The entire experience for me was wonderful.  It was one of the best things I have ever done for myself.  I was walking around the rest of Sunday with a smile on my face, and I was smiling all day today.  My grandmother called me yesterday and congratulated me and told me how proud of me she was.  My entire family was very supportive, and to all my friends, Twitter friends, and Facebook friends, thank you for all the support and encouragement you gave me! 

Before the race, I fully expected to do this race and be done running.  I don’t have any plans at the moment, but I can say that I am not done running yet.  Besides, I just got new running shoes.  I can’t retire them until they are worn out. 

To be continued…

P.S.- Sonja is the guest blogger today at Mile High Mamas where she shares her story on her friend, Amy’s, breast cancer and her Race for the Cure experience.


  1. So glad your race experience was a great one. The pictures make me want to take part next year!

  2. Heather – your writing and how you share your experiences is always so inspiring. Thank you for sharing this very intimate view of your race experience. I have run a few times, just for exercise, and I always enjoy it, although, just like you, it had always been one of those things I hated as I grew up. I really need a coach to help me figure out how to run better because I certainly can’t run very far. The Chicago Marathon is this weekend and I hope to go see it. Maybe one day I’ll run in it. But for now, I’ll settle for a mile or two along the lake. :)

    Keep up the good work. My world would not be complete without “A Mama’s Blog”. Love you girl.

  3. Just wanted to say thank you so much for participating in the 2009 Komen Denver Race for the Cure. Your story is so inspiring, and we are grateful to have you as one of our nearly 54,000 participants.
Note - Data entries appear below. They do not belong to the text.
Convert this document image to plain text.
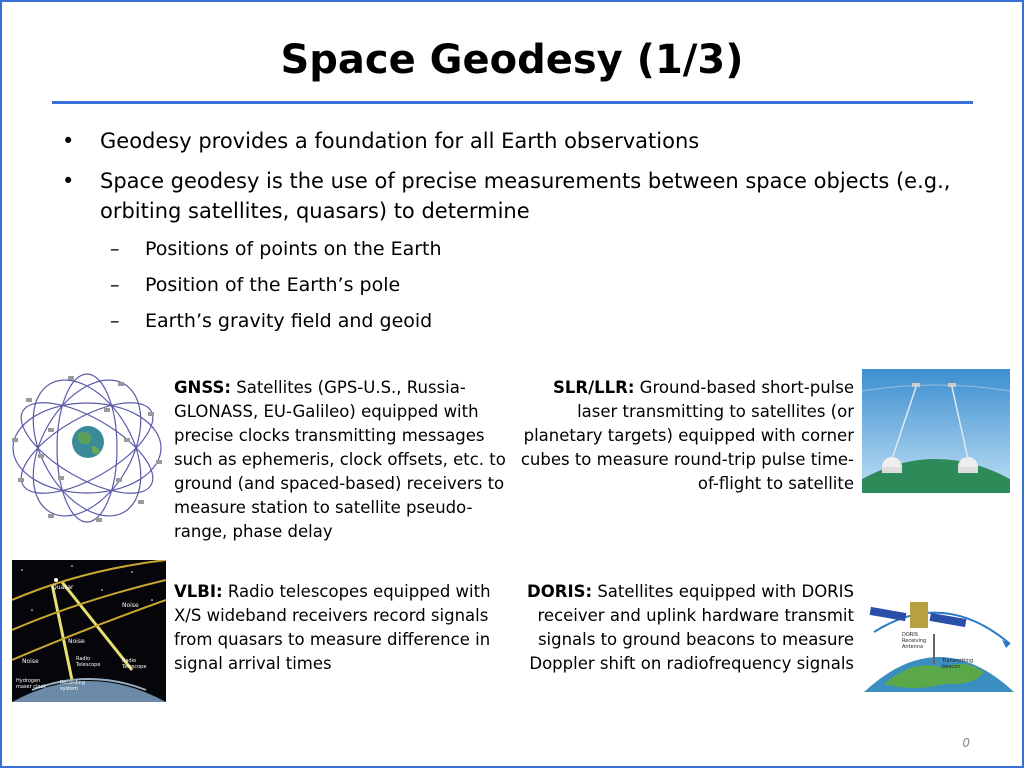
Space Geodesy (1/3)
• Geodesy provides a foundation for all Earth observations
• Space geodesy is the use of precise measurements between space objects (e.g., orbiting satellites, quasars) to determine
– Positions of points on the Earth
– Position of the Earth’s pole
– Earth’s gravity field and geoid
GNSS: Satellites (GPS-U.S., Russia-GLONASS, EU-Galileo) equipped with precise clocks transmitting messages such as ephemeris, clock offsets, etc. to ground (and spaced-based) receivers to measure station to satellite pseudo-range, phase delay
SLR/LLR: Ground-based short-pulse laser transmitting to satellites (or planetary targets) equipped with corner cubes to measure round-trip pulse time-of-flight to satellite
Quasar
Noise
Noise
Noise	Radio Telescope
Radio Telescope
Hydrogen maser clock
Recording system
VLBI: Radio telescopes equipped with X/S wideband receivers record signals from quasars to measure difference in signal arrival times
DORIS: Satellites equipped with DORIS receiver and uplink hardware transmit signals to ground beacons to measure Doppler shift on radiofrequency signals
DORIS Receiving Antenna
Transmitting beacon
0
Thank you again!

  4. Also, we’d LOVE to have your pictures on

  5. A Mama's Blog says:

    Thanks for the kind comments everyone, and Elaine, the race was so much fun! Can’t wait until next year, and I added some of my photos to the KomenDenver Facebook page. :-)

  6. Your photos are wonderful! Your story is so inspiring, and we are grateful to have you as one of our nearly 54,000 participants. Thank you again!

  7. I’m still catching up on my blog reading and just wanted to congratulate you again on your race! You are once again inspiring! The words you wrote about your Dad brought tears to my eyes!

  8. Congrats on a great race (and making and keeping your goals)…Way to kick cancer’s butt! :)

    (Sorry for the lateness of this comment–I’m one of those rude procrastinators who are always a week behind or so on their blog reading)

  9. susanna says:

    wow.this is so inspiring! i’m on Day #1 of Synthroid. Looking forward to feeling good again & exercising. I’m not really a runner, but definitely wanna run a 5K for a good cause like this. Thank you for being a ray of sunshine.